Moreover, I think there is no guarantee that new char[] will allocate
the memory block that is correctly aligned for bish (b4 in your code).
Certainly, there is no such guarantee for local char[] arrays (buf1 in
your code).
This could be another problem in your code. Not what you''re asking
about, but still important.
--
Maciej Sobczak : http://www.msobczak.com/
Programming : http://www.msobczak.com/prog/
[ See http://www.gotw.ca/resources/clcm.htm for info about ]
[ comp.lang.c++.moderated. First time posters: Do this! ]
jonathan cano写道:
jonathan cano wrote:
问题:
实际上,下面第36和37行通常相当于
默认的复制构造函数(.eg第33行)。我的问题是:
(a)ISO 14882是否保证第36和37行与执行默认复制构造函数(即第33行)相同?
(b)如果没有,第36-39行的行为是否由
标准定义?
虽然我所知道的所有C ++编译器都通过存储指针来实现虚函数对象中的vtable,标准没有谈到这样的实现细节......
问候,
- jfc
[snip]
30 bish * b2 = new((void *)buf1)bish(42);
36 bish * b4 =(bish *)new char [sizeof(bish)];
37 memcpy((char *)b4,(char *)& b1,sizeof(bish));
QUESTION:
In practice, lines 36 and 37 below are usually equivalent to the
default copy constructor (.e.g line 33). My questions are:
(a) Does ISO 14882 guarantee that lines 36 and 37 are equivalent
to executing the default copy constructor (i.e. lines 33)?
(b) If not, is the behavior for lines 36-39 well defined by the
standard?
While all C++ compilers I know of implement virtual functions by
storing a pointer to a vtable in the object the standard doesn''t talk
about implementation details like this ...
Regards,
--jfc
[snip]
30 bish * b2 = new((void *)buf1) bish(42); 36 bish * b4 = (bish *) new char[sizeof(bish)];
37 memcpy((char *)b4, (char *)&b1, sizeof(bish));
复制构造是一个成员操作;初始化对象
,就像调用每个成员的副本构造函数一样。通常,
调用每个成员的副本构造函数。
对于某些类(POD),这可能等同于memcpy,但在
一般不是。
对于具有虚函数的类,memcpy几乎是
肯定是错的;例如:
struct A {virtual f(){cout<< " A :: F" ;; } $;
struct B:public A {virtual f(){cout<< " B :: F" ;; } bb;
A a(b); //复制ctor A :: A在这里调用。
在这种情况下,将B的某些部分记忆到A中,充其量是未定义的
行为。
-
A. Kanawati
NO ************* @ comcast.net
[见 http://www.gotw.ca/resources/clcm.htm 了解有关的信息]

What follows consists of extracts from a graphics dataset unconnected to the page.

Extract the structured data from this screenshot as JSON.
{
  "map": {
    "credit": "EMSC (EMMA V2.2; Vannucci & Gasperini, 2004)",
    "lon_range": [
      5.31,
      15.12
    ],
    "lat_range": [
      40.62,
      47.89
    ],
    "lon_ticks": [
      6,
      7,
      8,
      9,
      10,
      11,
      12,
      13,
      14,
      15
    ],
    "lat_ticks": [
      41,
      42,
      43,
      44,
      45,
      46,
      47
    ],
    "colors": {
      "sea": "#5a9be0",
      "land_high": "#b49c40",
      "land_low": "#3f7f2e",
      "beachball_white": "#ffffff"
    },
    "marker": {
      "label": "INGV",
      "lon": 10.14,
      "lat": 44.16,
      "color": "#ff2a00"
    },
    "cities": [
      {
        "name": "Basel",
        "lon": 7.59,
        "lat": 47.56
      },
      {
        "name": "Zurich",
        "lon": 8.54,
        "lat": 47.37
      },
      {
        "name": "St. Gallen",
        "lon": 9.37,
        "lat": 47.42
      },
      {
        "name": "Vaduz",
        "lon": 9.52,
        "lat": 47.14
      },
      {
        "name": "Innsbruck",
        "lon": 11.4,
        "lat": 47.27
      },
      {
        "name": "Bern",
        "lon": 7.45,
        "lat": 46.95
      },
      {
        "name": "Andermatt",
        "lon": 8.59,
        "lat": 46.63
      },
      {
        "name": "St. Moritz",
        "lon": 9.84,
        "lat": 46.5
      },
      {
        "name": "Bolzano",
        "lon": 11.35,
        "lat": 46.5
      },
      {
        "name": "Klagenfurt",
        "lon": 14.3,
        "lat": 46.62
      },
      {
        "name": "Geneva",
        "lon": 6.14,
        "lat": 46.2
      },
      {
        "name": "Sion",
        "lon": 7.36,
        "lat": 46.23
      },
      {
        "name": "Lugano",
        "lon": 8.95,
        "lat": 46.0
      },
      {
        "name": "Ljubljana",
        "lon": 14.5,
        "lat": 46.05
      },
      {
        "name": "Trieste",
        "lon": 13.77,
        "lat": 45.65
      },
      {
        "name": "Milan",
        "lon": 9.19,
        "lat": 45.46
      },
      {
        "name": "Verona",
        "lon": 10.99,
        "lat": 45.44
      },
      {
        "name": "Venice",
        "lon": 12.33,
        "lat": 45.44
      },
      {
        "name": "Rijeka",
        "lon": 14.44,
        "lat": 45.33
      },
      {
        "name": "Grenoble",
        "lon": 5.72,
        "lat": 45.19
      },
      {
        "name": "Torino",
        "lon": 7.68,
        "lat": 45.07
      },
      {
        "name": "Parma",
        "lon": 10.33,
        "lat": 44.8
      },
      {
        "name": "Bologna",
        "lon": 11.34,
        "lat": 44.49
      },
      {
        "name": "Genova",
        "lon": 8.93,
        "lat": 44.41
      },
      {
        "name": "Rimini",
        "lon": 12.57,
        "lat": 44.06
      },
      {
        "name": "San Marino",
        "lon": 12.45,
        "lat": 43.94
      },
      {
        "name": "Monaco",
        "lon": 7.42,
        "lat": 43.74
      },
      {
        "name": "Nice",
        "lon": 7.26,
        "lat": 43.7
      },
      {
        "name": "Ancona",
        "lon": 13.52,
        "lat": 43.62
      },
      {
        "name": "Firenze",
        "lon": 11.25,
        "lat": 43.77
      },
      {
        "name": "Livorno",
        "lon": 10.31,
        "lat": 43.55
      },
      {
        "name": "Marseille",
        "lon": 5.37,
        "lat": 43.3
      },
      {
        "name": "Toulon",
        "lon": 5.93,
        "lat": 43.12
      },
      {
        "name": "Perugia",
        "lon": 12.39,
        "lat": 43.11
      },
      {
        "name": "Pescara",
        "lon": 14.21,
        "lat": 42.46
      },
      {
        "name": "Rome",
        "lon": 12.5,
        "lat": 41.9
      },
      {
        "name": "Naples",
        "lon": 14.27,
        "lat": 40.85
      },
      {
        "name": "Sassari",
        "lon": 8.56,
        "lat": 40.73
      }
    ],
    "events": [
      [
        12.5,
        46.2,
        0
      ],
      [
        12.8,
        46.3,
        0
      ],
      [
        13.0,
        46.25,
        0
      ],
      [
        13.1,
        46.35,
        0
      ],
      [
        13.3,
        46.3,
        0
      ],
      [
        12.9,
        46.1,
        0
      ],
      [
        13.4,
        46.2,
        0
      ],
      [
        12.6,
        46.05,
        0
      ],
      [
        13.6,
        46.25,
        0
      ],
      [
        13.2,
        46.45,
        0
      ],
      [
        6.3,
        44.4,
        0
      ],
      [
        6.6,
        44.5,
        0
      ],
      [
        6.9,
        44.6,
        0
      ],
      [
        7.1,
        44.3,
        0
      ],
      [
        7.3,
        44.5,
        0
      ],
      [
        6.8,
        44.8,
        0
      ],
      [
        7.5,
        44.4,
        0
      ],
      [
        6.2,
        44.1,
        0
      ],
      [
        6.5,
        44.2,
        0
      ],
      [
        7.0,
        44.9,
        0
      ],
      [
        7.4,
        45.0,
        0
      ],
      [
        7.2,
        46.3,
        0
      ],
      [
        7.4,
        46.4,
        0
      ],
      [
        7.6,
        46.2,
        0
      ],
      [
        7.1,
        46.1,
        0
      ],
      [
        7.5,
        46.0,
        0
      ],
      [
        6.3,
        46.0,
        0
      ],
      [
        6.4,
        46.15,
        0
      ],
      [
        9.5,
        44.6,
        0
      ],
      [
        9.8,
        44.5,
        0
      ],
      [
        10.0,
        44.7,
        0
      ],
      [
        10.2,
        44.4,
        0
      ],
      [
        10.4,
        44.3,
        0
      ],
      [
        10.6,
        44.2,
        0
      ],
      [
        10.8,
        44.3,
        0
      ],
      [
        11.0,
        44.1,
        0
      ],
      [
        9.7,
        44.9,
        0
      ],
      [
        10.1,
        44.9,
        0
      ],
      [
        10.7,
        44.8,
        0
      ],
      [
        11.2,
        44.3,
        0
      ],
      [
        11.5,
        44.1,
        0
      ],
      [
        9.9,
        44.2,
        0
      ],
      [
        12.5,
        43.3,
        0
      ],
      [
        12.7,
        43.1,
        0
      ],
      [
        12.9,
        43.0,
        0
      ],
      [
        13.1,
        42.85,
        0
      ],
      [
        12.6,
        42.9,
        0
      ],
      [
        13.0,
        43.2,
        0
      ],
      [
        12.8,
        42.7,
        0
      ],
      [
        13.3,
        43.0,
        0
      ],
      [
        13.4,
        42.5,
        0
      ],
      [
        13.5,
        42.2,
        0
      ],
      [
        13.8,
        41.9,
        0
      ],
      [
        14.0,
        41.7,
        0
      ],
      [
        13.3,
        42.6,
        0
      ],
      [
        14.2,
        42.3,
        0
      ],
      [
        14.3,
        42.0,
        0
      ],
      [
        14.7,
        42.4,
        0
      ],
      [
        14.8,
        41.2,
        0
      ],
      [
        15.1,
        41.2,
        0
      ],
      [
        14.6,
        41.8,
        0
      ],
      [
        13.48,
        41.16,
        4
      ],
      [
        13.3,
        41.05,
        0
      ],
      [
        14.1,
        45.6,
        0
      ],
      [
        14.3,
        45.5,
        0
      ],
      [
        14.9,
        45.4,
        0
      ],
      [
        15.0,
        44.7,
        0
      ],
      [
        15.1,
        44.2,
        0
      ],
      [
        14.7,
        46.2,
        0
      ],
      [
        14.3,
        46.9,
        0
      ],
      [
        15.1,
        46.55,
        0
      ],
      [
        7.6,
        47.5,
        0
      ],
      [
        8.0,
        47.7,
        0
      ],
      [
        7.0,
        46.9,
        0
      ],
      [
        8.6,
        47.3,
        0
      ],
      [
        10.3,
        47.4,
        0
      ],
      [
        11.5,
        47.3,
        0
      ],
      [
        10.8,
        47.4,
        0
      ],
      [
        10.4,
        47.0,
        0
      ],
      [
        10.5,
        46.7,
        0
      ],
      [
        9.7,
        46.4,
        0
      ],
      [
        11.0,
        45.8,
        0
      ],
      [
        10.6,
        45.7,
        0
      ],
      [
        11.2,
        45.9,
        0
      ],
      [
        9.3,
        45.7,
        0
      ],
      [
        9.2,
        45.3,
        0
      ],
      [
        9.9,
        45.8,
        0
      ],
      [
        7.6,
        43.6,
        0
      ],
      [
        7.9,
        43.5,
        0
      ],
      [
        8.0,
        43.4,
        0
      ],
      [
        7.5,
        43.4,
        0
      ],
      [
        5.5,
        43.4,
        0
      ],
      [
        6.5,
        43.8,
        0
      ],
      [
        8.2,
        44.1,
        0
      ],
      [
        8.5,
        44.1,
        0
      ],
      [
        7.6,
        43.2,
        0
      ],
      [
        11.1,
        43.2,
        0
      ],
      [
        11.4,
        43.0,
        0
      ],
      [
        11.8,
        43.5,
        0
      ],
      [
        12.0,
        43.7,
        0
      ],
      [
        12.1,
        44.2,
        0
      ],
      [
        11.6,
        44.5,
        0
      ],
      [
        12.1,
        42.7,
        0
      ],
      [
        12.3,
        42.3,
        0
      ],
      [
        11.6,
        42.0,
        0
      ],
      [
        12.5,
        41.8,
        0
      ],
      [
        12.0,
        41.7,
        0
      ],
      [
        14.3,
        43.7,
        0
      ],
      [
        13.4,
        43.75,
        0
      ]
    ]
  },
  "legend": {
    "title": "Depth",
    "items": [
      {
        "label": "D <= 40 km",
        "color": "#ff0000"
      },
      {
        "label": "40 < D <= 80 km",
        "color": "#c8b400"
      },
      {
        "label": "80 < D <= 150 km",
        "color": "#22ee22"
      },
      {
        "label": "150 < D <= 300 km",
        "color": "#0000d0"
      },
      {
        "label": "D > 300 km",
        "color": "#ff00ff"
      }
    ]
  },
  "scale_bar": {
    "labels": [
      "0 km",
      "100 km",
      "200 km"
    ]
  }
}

[comp.lang.c ++。moderated。第一次海报:做到这一点! ]
Copy construction is a member-wise operation; the object is initialized
as if the copy constructors of each member where invoked. Typically,
the copy constructors of each member are invoked.
For certain classes (PODs), this may be equivalent to memcpy, but in
general it is not.
In the case of classes with virtual functions, memcpy is almost
certainly the wrong thing; for example:
struct A { virtual f() { cout << "A::f"; } };
struct B : public A { virtual f() { cout << "B::f"; } };
B b;
A a(b); // copy ctor A::A is called here.
In this case, memcpying some part of B into A is, at best, Undefined
Behavior.
--
A. Kanawati
NO*************@comcast.net
[ See http://www.gotw.ca/resources/clcm.htm for info about ]
[ comp.lang.c++.moderated. First time posters: Do this! ]
这篇关于是一个memcpy()等效于默认的复制构造函数?的文章就介绍到这了,希望我们推荐的答案对大家有所帮助,也希望大家多多支持IT屋!